FIRESTORM
Monday, April 12th, 2010In February I went down to Clarksdale, Mississippi to take a documentary film making workshop presented by Barefoot Workshops. We had 4 very talented instructors and one of them was Julie Winokur. Julie recently launched a website for her documentary FIRESTORM, a film focused on the Los Angles Fire Department indirectly forced to handle the immense amount of medical-related emergencies due to inadequate facilities in LA.
“Every minute in the United States, an ambulance gets turned away from an emergency room because hospitals are simply too full.
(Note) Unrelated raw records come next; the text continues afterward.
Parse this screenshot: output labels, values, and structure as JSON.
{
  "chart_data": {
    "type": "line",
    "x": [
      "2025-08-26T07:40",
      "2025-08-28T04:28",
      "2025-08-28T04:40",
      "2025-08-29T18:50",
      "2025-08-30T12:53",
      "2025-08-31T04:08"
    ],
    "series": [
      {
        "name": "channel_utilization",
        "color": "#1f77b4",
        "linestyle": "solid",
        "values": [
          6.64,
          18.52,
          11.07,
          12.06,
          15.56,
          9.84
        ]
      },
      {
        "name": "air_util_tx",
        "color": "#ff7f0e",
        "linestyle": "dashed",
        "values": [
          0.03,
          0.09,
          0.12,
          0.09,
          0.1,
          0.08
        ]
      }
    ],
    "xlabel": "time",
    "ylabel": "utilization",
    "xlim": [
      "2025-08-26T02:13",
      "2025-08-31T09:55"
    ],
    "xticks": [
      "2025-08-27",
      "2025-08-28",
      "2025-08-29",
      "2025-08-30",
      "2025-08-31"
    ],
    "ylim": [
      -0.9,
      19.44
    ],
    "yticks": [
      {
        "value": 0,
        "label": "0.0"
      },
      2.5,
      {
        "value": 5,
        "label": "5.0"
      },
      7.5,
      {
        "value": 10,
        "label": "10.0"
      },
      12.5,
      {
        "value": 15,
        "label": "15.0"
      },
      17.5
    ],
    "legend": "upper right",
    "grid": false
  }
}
In Los Angeles, where the wait time in some ERs is as long as 48 hours, the entire 911 system is being challenged in ways that are alarming.
FIRESTORM follows Los Angeles Fire Department Station 65, located in South Los Angeles, a neighborhood with a largely uninsured and undereducated population. The LAFD handles all emergency medical services for the city of Los Angeles, and currently 82% of the department’s work is medical, rather than fire-related. Eleven hospitals have closed in just five years in LA, and the challenge of delivering more than 500 patients per day to a shrinking number of hospitals is overwhelming to the LAFD. With resources strained, and 911 being used for everything from heart attacks to stomach aches, LAFD paramedics have become virtual ‘doctors in a box’.”